Beberapa waktu lalu ada berita insiden lagi terdengar berasal dari Mina, Arab Saudi. Dimana para jemaah haji yang telah melaksanakan ibadah rukun Islam yang kelima  pada hari ini mendapatkan insiden yang sangat mengenaskan. Di saat dari mereka untuk melaksanakan lempar jumroh, banyak dari jemaah haji yang saling berdesakan hingga pada akhirnya menelan banyak korban jiwa. Tidaklah sedikit yang menjadi korban dari saling berdesakannya para jemaah hingga banyak para jemaah haji di injak-injak, kabar terbaru menyebutkan kalau korban tewas karena tragedi atau insiden Mina ini bisa mencapai 453 orang. Adapun 700 an lebih jemaah saat ini masih mengalami luka-luka.

Hal ini langsung membuat dari juru bicara Kementrian Luar Negeri, Arrmanatha Nasir memberikan keterangan penting dan dinantikan banyak orang di Indonesia. Adapun insiden saling injak-injakan berada di dalam tragedi Mina ini terdapat berada di jalan 204 Mina. Jalur tersebut bukan dari jalur atau jalan yang di lewati para jemaah haji berasal dari Indonesia yang menuju tempat pelemparan jumroh.

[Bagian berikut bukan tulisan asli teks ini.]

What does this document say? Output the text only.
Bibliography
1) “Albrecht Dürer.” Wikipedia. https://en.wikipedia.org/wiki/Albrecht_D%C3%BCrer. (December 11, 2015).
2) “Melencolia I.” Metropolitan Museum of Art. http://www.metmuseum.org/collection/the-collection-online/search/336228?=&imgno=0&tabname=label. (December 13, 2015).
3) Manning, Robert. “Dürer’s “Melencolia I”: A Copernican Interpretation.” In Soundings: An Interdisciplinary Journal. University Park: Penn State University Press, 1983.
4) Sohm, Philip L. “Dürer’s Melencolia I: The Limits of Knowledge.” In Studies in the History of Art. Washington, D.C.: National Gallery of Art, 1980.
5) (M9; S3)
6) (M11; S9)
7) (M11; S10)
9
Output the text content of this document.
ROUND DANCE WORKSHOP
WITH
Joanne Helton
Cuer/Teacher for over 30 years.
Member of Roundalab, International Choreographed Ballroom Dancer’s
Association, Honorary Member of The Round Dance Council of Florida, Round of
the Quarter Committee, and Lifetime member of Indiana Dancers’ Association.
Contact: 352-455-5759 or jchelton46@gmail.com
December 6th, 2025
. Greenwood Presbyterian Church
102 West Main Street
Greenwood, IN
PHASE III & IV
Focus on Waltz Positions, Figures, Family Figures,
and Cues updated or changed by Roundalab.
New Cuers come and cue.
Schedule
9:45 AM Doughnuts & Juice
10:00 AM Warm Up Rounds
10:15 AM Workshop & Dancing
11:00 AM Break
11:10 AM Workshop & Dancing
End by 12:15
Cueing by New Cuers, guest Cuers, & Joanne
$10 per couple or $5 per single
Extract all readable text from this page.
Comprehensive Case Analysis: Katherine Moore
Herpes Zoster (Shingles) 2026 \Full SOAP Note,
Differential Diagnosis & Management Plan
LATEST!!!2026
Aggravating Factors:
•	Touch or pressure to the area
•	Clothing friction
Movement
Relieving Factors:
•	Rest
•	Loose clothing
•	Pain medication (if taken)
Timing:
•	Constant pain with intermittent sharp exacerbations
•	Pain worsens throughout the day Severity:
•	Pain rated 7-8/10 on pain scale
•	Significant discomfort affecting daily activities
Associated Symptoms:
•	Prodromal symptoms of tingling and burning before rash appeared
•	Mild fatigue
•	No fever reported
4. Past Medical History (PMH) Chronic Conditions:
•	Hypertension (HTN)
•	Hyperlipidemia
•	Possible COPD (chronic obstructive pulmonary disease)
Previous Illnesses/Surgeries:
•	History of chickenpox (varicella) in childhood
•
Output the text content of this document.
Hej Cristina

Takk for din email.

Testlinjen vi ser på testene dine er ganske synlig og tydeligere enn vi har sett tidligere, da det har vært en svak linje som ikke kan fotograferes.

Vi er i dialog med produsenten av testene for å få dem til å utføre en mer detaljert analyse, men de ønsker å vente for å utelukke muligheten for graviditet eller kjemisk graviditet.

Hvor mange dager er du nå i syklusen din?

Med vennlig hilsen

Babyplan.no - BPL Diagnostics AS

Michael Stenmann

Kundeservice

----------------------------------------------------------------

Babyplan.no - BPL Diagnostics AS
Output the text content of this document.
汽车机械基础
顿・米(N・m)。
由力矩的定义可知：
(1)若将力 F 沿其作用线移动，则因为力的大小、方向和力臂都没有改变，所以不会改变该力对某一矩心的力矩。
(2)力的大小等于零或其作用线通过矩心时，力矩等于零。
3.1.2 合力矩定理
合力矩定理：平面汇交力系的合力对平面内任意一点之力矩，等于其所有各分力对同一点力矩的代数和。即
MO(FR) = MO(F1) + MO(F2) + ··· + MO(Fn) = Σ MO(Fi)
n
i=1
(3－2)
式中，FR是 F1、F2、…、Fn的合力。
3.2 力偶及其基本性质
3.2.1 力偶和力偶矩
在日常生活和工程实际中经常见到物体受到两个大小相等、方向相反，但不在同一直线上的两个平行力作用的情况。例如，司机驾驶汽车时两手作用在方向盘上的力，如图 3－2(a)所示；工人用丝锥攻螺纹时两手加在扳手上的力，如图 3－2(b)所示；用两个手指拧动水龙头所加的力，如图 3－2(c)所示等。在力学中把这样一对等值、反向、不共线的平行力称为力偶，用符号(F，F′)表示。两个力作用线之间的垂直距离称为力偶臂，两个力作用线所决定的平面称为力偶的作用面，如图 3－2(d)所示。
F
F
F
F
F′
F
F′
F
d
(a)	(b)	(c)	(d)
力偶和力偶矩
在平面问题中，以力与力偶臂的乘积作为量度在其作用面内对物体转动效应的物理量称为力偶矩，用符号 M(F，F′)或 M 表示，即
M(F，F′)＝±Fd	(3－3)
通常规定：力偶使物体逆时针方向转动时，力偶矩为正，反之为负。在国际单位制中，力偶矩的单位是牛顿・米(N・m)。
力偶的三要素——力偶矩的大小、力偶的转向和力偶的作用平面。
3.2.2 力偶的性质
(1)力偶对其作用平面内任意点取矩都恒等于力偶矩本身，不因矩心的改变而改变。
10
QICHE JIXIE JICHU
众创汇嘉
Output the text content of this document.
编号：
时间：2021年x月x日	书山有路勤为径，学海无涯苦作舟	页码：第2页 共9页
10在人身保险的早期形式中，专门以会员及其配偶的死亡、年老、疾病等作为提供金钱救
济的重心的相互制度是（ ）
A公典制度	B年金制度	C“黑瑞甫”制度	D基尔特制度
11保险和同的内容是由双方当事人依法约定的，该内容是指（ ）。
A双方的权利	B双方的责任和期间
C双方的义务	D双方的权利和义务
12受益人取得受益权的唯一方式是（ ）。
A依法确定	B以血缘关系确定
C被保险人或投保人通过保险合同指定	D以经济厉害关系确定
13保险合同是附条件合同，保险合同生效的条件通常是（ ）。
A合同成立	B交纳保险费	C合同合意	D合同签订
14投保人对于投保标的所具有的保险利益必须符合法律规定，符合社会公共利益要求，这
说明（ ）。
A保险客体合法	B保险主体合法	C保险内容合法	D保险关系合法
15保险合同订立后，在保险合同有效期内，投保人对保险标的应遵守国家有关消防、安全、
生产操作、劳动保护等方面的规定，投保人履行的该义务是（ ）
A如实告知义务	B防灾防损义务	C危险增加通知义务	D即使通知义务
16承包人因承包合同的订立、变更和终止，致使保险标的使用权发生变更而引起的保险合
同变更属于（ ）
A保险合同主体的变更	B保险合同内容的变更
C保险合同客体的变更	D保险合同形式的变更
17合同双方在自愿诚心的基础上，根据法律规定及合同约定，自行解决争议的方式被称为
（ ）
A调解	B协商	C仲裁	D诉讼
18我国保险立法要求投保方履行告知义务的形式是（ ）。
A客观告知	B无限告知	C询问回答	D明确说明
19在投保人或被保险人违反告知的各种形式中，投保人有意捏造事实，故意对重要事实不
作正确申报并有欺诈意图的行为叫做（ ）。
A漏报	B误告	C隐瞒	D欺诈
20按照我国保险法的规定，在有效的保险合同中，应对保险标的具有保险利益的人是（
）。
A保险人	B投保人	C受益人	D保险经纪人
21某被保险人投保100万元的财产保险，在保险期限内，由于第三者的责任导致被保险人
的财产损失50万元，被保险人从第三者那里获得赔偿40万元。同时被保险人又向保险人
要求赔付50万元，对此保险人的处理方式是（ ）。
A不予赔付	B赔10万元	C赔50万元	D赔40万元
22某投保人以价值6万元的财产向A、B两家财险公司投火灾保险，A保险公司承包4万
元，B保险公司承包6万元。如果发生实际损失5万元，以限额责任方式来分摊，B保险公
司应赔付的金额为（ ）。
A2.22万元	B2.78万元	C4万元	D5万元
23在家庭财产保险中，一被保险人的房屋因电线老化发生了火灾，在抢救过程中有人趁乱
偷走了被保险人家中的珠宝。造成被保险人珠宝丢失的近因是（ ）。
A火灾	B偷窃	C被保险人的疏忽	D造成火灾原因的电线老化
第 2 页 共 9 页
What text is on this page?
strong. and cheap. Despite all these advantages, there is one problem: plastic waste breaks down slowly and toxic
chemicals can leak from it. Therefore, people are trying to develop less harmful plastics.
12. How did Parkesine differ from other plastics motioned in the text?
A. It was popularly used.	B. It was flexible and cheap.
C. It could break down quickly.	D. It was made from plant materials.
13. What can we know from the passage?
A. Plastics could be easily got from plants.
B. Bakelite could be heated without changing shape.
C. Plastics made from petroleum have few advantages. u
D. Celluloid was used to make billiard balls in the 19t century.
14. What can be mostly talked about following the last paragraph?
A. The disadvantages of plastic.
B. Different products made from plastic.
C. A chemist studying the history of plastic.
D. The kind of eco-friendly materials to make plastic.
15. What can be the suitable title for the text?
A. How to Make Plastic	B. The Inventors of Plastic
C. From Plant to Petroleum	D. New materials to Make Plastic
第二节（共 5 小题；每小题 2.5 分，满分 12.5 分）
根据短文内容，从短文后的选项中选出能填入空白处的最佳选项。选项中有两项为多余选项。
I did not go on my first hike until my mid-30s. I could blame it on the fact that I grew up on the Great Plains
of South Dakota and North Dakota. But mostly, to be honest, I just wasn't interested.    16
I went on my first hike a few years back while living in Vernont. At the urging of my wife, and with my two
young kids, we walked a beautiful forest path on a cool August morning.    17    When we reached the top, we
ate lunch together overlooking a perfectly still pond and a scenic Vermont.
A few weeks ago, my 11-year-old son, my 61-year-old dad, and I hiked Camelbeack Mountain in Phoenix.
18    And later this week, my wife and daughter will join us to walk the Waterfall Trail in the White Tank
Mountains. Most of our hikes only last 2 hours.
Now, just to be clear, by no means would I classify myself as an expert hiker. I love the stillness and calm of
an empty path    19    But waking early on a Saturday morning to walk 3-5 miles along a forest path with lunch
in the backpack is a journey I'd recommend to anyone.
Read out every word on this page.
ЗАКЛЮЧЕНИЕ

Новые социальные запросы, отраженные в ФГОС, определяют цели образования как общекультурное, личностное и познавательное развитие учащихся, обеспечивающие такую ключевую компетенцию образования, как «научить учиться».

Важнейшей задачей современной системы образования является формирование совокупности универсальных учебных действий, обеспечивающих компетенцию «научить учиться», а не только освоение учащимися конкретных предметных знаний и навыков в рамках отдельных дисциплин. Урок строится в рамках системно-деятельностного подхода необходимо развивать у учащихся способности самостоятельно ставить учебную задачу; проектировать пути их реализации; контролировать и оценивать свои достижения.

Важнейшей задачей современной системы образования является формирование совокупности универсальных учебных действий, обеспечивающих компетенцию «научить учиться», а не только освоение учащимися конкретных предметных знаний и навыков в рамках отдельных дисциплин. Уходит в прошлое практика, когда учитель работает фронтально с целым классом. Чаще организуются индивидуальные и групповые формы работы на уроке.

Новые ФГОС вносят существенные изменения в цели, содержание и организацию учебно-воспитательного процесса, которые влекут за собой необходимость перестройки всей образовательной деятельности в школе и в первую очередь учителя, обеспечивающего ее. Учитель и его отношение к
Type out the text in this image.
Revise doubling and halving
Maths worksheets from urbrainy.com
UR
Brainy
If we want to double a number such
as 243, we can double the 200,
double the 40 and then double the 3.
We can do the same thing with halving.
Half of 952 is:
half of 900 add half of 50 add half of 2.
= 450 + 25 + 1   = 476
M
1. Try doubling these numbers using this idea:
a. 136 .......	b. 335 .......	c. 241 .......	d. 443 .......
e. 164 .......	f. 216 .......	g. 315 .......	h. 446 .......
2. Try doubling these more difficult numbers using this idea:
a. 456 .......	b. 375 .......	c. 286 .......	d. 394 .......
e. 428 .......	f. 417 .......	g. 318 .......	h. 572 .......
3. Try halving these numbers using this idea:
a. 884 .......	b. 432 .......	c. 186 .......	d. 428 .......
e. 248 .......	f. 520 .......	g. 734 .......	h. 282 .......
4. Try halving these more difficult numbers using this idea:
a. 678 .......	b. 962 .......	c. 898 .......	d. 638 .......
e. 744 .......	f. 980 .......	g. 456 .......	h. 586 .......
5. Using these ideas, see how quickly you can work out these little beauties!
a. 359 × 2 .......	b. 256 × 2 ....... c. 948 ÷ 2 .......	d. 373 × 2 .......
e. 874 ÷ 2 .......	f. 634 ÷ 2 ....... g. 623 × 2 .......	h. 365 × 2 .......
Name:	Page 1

“Sampai saat ini sudah di cek ke rumah sakit dan tempat medis di Mina, dan sampai saat ini masih belum bisa di temukan adanya warnga negara Indonesia yang menjadi korban di sana,” terang dai Arrmanatha disebutkan berada di dalam siaran pers yang sudah disebutkan kepada wartawan untuk hari ini, Kamis petang (24/9/15).

Arrmanatha yang memberikan ketegasan lagi kalau dari konsulat Jenderal Republik Indonesia berada di Jedaah dan juga dari KUAI Riyadh saat ini masih berada di dalam lokasi dan akan melakukan proses pengecekan lebih lanjut berada di beberapa rumah sakit dan juga tempat medis tempat para jemaah di rawat di Mina. Mereka nantinya akan menelusuri, ada tidaknya keberadaan para jemaah haji berasal dari Indonesia yang telah menjadi korban.

Seperti keterangan dari dirinya, kejadian yang sudah terjadi berada di jalan menuju ke tempat lempar Jumroh ini berada di antara tenda di Mina, disebabkan saling berdesak-desakan.